Cześć, cieszymy się, że tutaj trafiliście. :)
Mamy nadzieję, że #ZdrapkaPrzedślubna daje Wam wiele okazji do nauki Miłości. <3
Dziś chcemy poruszyć temat, o którym myśląc o ślubie nie poruszamy zbyt często. Temat kryzysu, z którym z pewnością przyjdzie się Wam zmierzyć.
O kilka słów na ten temat poprosiliśmy Iwonę i Maćka z bloga Powołani do Świętości. Przeczytajcie wspólnie tekst, a później pomówcie o tym, co dotknęło Was w nim najbardziej. :)
_______________________________________________________________________
KRYZYS to nie zawsze znaczy to samo…
Kiedy słyszeliśmy na naukach przedmałżeńskich, że kryzys dotyka każdego małżeństwa, nie sądziliśmy, że do nas przyjdzie tak szybko. Zaledwie w kilka miesięcy od sakramentalnego TAK zaczęły dziać się trudne rzeczy w naszej relacji. Mąż bardzo blisko, a jednocześnie jakby był totalnie nieobecny. Znikające pieniądze z konta, jakieś „nieudane inwestycje”. Fale pogłębiających się długów.
Przez pierwsze 3 lata małżeństwa żyliśmy w jakiejś totalnej iluzji i zaprzeczeniu.
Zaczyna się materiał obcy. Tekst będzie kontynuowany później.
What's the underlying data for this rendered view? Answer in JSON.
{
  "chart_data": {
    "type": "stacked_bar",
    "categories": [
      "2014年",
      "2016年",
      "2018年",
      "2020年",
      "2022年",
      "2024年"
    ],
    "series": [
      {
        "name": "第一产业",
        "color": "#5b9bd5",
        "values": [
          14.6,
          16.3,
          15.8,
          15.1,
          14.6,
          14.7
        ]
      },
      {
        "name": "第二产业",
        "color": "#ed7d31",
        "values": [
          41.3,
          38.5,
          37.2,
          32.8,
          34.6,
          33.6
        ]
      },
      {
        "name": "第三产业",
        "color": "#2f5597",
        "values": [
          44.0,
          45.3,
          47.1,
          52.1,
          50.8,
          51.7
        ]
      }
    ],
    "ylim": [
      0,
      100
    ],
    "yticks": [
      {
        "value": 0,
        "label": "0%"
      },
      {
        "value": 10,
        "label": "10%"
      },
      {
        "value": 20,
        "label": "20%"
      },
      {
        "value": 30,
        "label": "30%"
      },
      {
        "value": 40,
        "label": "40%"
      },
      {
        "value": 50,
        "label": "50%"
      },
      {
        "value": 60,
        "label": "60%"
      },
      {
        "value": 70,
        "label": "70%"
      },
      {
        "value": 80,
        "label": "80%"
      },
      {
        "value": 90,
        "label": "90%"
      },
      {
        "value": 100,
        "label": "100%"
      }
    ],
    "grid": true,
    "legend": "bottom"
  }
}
Iluzji o naszym małżeństwie, o sobie, o sobie nawzajem i zaprzeczeniu poważnej chorobie, która stawała się coraz większym murem między nami. Doszło do tego, że już trzeba było porządnie stanąć na palcach, żeby się przez ten mur zobaczyć. Mówimy bardzo obrazowo, ale jednocześnie to dobrze pokazuje, że jeśli nic nie robimy z tym co nas spotyka, mur rośnie, problem sam się nie rozwiązuje, a unikanie go, sprawia, że się pogłębia do tego stopnia, że nie widzimy już tej drugiej osoby.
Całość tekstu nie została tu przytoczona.